Earlier this year, the district celebrated more good news, selling its 2021 refunding bonds for roughly $9.6 million, resulting in interest payment savings of $747,000. The savings represent nearly 8% of the bonds that remain. In addition, the sale of the former Edison Elementary to the charter school Keys Grace Academy will net the district another $1.9 million over 10 years.

“This operating millage is just another step in demonstrating that we’re trying to regain the trust of our taxpayers,” Abdulahad said. “We did the refunding of the bonds; we got off the state watch list. But just because we’re in recovery mode doesn’t mean we take the foot off the gas — we have to continue to practice fiscal responsibility. We are not out of the woods yet, but we’re making progress.

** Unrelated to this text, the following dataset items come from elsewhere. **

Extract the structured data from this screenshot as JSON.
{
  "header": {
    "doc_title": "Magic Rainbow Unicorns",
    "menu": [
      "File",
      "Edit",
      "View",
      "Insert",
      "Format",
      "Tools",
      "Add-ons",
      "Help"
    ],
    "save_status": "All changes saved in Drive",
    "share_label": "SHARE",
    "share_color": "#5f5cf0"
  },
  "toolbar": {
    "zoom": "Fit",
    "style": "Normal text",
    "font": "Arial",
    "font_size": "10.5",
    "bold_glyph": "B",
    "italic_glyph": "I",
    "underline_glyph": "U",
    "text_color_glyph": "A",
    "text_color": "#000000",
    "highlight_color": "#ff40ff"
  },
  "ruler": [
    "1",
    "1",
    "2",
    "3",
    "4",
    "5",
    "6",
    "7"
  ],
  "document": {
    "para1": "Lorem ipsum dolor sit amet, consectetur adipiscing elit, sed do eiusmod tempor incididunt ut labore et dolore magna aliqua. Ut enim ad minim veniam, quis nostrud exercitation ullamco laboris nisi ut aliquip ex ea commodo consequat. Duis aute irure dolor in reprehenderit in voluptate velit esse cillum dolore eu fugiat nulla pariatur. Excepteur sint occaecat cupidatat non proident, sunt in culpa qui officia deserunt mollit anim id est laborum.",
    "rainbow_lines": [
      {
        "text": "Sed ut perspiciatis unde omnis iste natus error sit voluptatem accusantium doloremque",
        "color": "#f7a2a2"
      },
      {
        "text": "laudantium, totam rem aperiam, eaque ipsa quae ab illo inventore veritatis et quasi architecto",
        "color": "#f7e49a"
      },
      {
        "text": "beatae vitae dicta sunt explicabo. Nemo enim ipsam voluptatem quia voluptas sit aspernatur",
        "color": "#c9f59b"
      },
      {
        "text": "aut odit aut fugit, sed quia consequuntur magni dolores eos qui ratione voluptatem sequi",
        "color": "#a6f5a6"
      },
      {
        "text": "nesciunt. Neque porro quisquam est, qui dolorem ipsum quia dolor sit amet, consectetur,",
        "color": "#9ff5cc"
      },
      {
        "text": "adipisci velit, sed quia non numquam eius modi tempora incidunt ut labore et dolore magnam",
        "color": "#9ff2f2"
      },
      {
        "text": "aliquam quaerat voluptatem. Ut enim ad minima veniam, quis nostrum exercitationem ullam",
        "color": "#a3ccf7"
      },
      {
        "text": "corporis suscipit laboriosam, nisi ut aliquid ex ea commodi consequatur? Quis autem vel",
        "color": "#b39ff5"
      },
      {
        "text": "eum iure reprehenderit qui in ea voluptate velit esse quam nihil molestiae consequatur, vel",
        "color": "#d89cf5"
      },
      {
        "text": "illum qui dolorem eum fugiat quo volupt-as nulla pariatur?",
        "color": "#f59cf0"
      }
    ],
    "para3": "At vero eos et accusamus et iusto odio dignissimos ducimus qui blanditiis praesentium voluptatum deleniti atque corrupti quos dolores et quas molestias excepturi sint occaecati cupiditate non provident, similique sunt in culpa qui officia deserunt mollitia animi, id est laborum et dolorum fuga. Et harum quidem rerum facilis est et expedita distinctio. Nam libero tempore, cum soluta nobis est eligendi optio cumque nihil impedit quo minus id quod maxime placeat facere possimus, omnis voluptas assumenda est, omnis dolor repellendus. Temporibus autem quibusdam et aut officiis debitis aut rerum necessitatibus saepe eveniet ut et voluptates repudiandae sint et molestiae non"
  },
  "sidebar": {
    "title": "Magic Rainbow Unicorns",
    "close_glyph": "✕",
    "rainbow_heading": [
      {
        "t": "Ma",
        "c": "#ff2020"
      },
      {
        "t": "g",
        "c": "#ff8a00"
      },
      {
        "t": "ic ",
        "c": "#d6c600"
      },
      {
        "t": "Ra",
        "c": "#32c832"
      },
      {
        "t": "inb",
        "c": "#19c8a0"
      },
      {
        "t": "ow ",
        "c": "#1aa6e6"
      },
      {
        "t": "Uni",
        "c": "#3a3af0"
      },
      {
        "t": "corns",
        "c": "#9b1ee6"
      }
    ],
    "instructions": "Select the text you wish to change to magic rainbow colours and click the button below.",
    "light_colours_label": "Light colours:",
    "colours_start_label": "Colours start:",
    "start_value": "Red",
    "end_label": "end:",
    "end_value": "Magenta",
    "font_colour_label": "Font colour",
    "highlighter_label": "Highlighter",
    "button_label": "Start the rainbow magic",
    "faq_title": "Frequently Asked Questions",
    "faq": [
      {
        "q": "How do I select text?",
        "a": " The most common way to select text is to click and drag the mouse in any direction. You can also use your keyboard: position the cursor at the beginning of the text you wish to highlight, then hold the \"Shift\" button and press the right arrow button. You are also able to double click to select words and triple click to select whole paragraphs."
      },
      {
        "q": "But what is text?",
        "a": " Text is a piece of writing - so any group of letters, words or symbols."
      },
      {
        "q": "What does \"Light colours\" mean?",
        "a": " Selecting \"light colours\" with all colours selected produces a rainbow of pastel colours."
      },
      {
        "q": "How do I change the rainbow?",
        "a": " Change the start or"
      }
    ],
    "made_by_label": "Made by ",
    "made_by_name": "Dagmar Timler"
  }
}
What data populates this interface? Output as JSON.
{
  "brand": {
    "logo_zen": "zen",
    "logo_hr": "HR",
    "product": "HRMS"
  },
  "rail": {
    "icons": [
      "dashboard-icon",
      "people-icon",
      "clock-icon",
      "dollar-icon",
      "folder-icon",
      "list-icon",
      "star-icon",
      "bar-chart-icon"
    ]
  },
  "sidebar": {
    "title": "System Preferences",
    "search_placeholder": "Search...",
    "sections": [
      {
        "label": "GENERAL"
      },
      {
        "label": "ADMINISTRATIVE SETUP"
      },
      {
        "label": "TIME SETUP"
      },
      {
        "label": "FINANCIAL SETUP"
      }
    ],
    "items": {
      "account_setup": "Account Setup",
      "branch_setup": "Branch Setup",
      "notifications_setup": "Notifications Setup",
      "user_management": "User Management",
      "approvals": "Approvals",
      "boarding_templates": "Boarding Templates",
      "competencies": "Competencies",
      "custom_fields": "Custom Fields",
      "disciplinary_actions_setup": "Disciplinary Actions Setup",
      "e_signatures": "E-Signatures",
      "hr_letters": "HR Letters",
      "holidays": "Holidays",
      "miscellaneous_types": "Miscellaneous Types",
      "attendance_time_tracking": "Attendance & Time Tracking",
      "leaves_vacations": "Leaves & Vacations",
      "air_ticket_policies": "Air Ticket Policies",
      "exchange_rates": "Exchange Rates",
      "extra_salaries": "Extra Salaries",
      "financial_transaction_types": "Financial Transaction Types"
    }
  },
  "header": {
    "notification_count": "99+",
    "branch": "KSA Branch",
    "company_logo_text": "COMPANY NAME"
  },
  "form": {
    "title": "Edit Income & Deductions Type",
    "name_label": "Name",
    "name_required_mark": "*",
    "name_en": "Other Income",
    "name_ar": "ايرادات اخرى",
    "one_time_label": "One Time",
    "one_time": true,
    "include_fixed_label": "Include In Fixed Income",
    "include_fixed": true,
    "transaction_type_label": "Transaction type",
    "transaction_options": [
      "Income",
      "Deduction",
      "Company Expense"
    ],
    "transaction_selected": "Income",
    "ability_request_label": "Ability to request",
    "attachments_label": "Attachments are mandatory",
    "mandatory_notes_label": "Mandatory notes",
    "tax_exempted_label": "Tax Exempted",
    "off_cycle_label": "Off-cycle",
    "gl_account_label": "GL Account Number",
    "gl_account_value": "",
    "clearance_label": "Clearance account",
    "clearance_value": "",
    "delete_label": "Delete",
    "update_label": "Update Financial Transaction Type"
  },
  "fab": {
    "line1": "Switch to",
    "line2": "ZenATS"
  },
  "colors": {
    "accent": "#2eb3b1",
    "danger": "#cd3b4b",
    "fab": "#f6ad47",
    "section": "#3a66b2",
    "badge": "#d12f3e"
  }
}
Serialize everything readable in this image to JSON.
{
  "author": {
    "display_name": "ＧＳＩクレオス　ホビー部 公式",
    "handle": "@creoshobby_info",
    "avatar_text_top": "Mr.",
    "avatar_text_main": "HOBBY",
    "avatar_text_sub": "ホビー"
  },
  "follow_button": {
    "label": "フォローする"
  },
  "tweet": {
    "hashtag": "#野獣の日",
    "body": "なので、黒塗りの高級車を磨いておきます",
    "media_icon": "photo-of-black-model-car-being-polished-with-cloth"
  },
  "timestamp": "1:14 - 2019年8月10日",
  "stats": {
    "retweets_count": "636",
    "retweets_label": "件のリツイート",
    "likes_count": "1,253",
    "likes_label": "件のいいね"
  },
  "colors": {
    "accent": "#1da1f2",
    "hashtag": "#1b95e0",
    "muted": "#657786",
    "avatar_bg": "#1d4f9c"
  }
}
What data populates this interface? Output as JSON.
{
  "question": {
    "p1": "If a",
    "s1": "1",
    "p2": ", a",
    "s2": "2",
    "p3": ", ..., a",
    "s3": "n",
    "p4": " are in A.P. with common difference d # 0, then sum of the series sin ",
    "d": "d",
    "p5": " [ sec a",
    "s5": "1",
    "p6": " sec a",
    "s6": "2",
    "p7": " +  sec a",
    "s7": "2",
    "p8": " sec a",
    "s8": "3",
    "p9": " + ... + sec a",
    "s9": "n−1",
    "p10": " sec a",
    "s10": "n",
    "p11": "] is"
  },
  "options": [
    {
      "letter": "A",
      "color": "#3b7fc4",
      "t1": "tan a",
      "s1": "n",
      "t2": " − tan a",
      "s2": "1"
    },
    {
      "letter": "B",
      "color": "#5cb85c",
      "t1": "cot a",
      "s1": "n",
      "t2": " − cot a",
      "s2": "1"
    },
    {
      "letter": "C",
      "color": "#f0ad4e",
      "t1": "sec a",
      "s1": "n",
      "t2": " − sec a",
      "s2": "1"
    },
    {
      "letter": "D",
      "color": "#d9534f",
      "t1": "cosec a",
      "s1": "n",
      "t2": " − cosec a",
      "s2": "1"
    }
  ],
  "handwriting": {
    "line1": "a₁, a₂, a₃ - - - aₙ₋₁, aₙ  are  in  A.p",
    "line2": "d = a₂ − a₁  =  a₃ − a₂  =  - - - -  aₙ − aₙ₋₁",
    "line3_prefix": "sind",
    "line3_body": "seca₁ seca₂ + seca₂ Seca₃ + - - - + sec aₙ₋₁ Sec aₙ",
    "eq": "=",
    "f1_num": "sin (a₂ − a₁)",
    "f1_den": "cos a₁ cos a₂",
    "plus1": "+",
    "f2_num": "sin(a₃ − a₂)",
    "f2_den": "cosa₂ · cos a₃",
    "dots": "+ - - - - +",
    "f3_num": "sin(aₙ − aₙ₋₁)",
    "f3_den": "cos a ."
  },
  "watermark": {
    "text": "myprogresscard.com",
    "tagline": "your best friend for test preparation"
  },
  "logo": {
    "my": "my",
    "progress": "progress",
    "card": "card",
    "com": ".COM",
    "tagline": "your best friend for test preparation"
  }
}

“We are definitely appreciative of the taxpayers,” he said. “They have shown that they trust us, and we will not let them down. We’re going to continue to be open and transparent, with plenty of town hall meetings to discuss any future plans. We also have a tab on our district website that shows where we are at any given point.”

Looking ahead, Holder said the 2021-22 school year will continue to be in person, but there will still be virtual classes offered for those who feel more comfortable learning remotely. One difference is that this time the virtual classes will be led by different instructors.

As for in-person learning, Holder said that the district will follow the mandates issued by the state and federal government, but otherwise the day-to-day operations of the district will more closely resemble pre-pandemic times, with masks not required and closer distancing allowed.

“Should the guidelines (from the state and federal government) change, we’ll act accordingly — we will work within those parameters,” Holder said. “And we’re still being diligent in spending.”